If you don't think these definitions apply, please check back in a year.
The mainstream is finally waking up to the future of the American Dream: downward mobility for all but the top 10% of households. A recent Atlantic article fleshed out the zeitgeist with survey data that suggests the Great Middle Class/Nouveau Proletariat is also waking up to a future of downward mobility: The Downsizing of the American Dream: People used to believe they would someday move on up in the world. Now they’re more concerned with just holding on to what they have.
And here's the financial reality for the bottom 90%: declining real income:
Downward mobility excels in creating and distributing what I term social defeat: In my lexicon, social defeat is a spectrum of anxiety, insecurity, chronic stress, powerlessness, and fear of declining social status.

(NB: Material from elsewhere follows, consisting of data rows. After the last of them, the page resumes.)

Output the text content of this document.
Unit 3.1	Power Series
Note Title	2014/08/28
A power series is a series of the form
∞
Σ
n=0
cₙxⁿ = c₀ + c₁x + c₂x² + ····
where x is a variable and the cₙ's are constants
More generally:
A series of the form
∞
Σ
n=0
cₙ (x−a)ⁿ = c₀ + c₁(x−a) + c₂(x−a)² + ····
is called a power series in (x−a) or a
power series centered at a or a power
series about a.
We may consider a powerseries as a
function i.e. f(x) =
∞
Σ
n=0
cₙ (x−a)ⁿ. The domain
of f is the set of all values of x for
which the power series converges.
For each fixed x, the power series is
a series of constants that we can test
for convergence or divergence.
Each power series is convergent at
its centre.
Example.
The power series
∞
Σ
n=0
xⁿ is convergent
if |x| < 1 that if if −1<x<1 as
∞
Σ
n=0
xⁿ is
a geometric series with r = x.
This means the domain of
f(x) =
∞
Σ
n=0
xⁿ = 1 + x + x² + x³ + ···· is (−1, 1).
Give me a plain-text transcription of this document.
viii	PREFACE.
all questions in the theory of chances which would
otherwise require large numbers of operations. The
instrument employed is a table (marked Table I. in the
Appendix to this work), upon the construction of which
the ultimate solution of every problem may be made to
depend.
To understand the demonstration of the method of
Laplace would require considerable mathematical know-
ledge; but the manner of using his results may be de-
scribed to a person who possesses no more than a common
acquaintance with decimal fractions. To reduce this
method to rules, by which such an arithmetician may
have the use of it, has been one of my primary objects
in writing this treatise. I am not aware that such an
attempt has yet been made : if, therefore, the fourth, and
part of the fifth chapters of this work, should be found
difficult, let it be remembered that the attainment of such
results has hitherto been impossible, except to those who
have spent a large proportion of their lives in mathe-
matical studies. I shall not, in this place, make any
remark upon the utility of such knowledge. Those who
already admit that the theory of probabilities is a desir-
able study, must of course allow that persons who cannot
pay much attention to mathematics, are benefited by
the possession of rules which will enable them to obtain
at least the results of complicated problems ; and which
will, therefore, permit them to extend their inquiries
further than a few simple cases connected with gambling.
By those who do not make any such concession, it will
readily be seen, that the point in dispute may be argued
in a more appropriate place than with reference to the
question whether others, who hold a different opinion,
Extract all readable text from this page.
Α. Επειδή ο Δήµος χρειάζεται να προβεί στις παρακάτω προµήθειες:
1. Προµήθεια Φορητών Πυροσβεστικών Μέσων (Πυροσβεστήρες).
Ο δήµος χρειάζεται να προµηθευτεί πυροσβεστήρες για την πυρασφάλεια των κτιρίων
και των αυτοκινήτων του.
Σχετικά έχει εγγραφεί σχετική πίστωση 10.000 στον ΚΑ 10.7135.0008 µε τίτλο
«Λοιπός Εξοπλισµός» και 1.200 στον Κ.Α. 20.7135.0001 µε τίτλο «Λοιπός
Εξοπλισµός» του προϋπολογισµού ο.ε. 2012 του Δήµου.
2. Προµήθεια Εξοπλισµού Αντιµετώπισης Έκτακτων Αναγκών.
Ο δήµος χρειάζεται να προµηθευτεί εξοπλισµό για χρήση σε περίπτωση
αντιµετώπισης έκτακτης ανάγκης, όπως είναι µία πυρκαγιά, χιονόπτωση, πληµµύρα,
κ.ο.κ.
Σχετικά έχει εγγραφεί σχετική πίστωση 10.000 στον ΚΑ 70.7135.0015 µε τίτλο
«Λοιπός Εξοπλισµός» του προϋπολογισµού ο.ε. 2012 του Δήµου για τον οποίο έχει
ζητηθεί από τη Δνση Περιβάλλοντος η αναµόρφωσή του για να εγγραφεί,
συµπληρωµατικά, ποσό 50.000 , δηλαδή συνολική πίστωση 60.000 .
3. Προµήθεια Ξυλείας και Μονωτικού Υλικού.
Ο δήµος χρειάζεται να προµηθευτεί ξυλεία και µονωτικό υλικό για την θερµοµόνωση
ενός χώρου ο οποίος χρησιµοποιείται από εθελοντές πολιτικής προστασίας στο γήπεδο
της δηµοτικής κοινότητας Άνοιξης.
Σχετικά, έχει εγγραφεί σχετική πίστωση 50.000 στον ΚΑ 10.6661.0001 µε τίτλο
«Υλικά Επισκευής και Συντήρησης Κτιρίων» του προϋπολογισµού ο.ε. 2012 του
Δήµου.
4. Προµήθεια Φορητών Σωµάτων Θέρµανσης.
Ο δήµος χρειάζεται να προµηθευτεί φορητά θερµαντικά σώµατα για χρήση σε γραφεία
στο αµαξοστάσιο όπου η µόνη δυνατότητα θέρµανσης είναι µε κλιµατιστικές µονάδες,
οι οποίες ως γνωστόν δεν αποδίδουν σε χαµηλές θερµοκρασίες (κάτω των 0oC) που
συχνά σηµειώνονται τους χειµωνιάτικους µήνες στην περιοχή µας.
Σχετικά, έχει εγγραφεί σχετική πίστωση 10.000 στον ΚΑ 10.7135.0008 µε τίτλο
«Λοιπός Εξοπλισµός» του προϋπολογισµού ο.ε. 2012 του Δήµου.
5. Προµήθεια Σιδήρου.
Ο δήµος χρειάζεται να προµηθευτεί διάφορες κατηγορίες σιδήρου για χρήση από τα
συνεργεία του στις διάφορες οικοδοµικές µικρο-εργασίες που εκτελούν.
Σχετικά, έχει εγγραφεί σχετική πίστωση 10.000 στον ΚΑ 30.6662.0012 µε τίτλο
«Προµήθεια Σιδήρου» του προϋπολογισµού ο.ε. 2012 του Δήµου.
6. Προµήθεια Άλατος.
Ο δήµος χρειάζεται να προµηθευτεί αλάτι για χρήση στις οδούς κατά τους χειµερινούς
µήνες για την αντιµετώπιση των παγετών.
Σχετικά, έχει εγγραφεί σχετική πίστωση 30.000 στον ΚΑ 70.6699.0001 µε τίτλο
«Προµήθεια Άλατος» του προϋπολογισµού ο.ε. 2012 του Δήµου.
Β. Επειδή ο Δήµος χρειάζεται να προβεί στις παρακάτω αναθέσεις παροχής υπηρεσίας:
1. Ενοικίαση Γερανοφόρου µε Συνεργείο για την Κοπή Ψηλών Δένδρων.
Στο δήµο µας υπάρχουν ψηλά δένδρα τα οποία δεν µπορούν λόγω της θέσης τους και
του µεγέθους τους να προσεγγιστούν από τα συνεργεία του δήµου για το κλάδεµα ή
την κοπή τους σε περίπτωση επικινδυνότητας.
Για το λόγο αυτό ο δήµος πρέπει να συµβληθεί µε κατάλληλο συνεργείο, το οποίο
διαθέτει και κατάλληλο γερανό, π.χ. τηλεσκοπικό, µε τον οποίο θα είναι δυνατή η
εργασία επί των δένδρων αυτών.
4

One aspect of social defeat is the emptiness we experience when prosperity does not deliver the promised sense of fulfillment. Here is one example: A recent sociological study compared wealthy Hong Kong residents’ sense of contentment with those of the immigrant maids who serve the moneyed Elites. The study found that the maids were much happier than their wealthy masters, who were not infrequently suicidal and depressed.
The maids, on the other hand, had a trustworthy group – other maids they met with on their one day off – and the coherent purpose provided by their support of their families back home.
Downward mobility and social defeat lead to social depression. Here are the conditions that characterize social depression:
1. High expectations of endless rising prosperity have been instilled in generations of citizens as a birthright.
2. Part-time and unemployed people are marginalized, not just financially but socially.
3. Widening income/wealth disparity as those in the top 10% pull away from the shrinking middle class.
4. A systemic decline in social/economic mobility as it becomes increasingly difficult to move from dependence on the state (welfare) or one's parents to financial independence.
5. A widening disconnect between higher education and employment: a college/university degree no longer guarantees a stable, good-paying job.
6. A failure in the Status Quo institutions and mainstream media to recognize social recession as a reality.
7. A systemic failure of imagination within state and private-sector institutions on how to address social recession issues.
8. The abandonment of middle class aspirations by the generations ensnared by the social recession: young people no longer aspire to (or cannot afford) consumerist status symbols such as luxury autos or homeownership.
9. A generational abandonment of marriage, families and independent households as these are no longer affordable to those with part-time or unstable employment, i.e. what I have termed (following Jeremy Rifkin) the end of work.
10. A loss of hope in the young generations as a result of the above conditions.
If you don't think these apply, please check back in a year. We'll have a firmer grasp of social depression in October 2016.